When we say that coding is the new literacy, we’re arguing that wielding a pencil and paper is the old one. Coding, like writing, is a mechanical act. All we’ve done is upgrade the storage medium. Writing if statements and for loops is straightforward to teach people, but it doesn’t make them any more capable. Just like writing, we have to know how to solidify our thoughts and get them out of our head. In the case of programming though, if we manage to do that in a certain way, a computer can do more than just store them. It can compute with them.

That is, it’s not enough to write a loop in Ruby, a class in Java, or use a channel in Go. You’ve got to learn way more “material” than that: how to run your code in an application server, how to store rows in a database, how to deploy all your code to another machine. And then: how to have good taste, how to correct oversight, how to avoid bugs! And then, worst of all: knowing all the little miniutae like platform bugs, slow code paths, unstable code, dependency hell.

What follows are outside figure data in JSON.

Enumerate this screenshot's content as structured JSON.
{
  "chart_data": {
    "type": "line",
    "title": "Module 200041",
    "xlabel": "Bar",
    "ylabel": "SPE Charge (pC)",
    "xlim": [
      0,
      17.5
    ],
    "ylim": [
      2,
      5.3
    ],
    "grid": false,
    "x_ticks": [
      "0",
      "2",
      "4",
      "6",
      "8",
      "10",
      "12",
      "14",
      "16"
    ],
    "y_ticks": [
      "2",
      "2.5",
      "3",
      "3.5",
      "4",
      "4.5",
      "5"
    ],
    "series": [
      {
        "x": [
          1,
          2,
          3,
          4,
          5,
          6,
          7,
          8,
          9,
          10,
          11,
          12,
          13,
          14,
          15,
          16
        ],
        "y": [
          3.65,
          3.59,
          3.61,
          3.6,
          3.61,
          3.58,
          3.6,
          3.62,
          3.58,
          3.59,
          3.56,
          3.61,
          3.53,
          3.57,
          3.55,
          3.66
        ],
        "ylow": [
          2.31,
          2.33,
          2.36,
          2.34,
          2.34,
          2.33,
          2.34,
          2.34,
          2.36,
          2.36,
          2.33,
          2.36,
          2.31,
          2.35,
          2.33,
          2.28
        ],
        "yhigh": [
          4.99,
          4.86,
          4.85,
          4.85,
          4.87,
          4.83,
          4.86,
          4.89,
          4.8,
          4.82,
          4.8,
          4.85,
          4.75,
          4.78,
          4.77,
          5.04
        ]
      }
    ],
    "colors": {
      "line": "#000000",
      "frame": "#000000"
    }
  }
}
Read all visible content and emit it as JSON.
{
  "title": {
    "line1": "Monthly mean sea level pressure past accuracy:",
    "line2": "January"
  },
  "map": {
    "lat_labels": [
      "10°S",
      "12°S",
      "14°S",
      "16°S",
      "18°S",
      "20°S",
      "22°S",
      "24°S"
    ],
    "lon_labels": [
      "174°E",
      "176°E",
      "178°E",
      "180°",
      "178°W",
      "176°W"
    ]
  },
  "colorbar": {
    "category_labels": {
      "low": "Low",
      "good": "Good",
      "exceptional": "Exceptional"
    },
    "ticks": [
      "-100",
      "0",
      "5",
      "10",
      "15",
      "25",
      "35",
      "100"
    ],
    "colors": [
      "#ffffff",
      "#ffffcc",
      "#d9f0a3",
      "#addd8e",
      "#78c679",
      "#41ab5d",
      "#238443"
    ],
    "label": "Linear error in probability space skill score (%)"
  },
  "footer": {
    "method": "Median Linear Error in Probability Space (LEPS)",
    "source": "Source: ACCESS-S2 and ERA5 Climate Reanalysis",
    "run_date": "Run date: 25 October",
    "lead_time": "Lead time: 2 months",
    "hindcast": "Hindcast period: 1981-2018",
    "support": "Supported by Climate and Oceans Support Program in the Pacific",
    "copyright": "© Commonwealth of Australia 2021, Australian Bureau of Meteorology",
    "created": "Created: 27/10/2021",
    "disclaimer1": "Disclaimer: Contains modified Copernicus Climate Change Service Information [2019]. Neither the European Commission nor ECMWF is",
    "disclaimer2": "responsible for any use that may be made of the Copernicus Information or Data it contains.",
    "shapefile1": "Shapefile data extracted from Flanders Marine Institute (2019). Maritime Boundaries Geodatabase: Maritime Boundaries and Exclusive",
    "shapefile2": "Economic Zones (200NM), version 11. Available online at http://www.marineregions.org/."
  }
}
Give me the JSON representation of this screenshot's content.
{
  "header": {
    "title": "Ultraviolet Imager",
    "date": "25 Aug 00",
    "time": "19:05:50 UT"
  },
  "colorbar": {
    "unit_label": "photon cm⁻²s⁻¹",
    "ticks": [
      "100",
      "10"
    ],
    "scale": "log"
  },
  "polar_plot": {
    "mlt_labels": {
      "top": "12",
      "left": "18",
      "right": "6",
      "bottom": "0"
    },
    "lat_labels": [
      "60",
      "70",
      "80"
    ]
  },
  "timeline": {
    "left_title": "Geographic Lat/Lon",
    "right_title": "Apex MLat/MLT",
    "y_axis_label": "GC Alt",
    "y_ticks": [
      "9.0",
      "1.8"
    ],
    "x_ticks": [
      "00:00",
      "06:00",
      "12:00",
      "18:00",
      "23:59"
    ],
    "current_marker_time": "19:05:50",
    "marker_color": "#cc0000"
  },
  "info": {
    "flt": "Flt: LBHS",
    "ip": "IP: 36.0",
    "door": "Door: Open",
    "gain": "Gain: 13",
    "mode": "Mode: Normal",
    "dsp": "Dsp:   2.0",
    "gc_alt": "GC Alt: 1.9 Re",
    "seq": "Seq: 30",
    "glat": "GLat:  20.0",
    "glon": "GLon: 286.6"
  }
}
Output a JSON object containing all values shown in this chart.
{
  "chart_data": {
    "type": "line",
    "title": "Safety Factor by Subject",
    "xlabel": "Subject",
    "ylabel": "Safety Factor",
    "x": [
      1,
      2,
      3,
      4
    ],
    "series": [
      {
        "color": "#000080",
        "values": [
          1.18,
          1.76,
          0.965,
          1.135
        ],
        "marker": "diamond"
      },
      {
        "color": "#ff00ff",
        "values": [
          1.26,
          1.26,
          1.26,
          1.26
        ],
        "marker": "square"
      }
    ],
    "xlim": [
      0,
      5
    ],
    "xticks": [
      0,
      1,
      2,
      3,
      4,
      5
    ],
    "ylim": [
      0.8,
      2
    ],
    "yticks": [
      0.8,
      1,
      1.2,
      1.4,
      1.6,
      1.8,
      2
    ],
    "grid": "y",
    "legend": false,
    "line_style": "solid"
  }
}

We shouldn’t put that upon people just because that’s how most programmers interact with computers. We should keep looking to help folks leverage systems as part of their work, not learn how to build systems to leverage systems to do their work.

Hence, the ending:

Alan Kay did a talk at OOPSLA in 1997 titled “The computer revolution hasn’t happened yet,” in which he argued that we haven’t realized the potential that computers can provide for us. Eighteen years later, I still agree with him – it hasn’t happened yet. And teaching people how to loop over a list won’t make it happen either. To realize the potential of computers, we have to focus on the fundamental skills that allow us to harness external computation. We have to create a new generation of tools that allow us to express our models without switching professions and a new generation of modelers who wield them.

We’ve succeeded in magnifying our voices with computers. I like forward to standing back and looking with wonder at how much we’ve magnified our minds.

When software loses its hair

Software’s Receding Hairline:

This is interesting, because the mechanism of growing a comb-over applies to software development. A comb-over is the accumulation of years of deciding that today is not the day to change things. A comb-over is the result of years of procrastination, years of decisions that seem right when you’re in a hurry to get ready for work but in retrospect one of those days should have included a trip to the barber and a bold decision to accept your baldness or take some other action as you saw fit.

A comb-over is a local maximum for improving baldness. You can’t really escape baldness of your head. You can escape a local maximum in your software, if you’re thoughtful about managing tradeoffs between product progress and technical progress.

It would have been better if you hadn’t gone bald in the first place though. Same with software!

(Analogies are just great. Thanks for this one, Reginald.)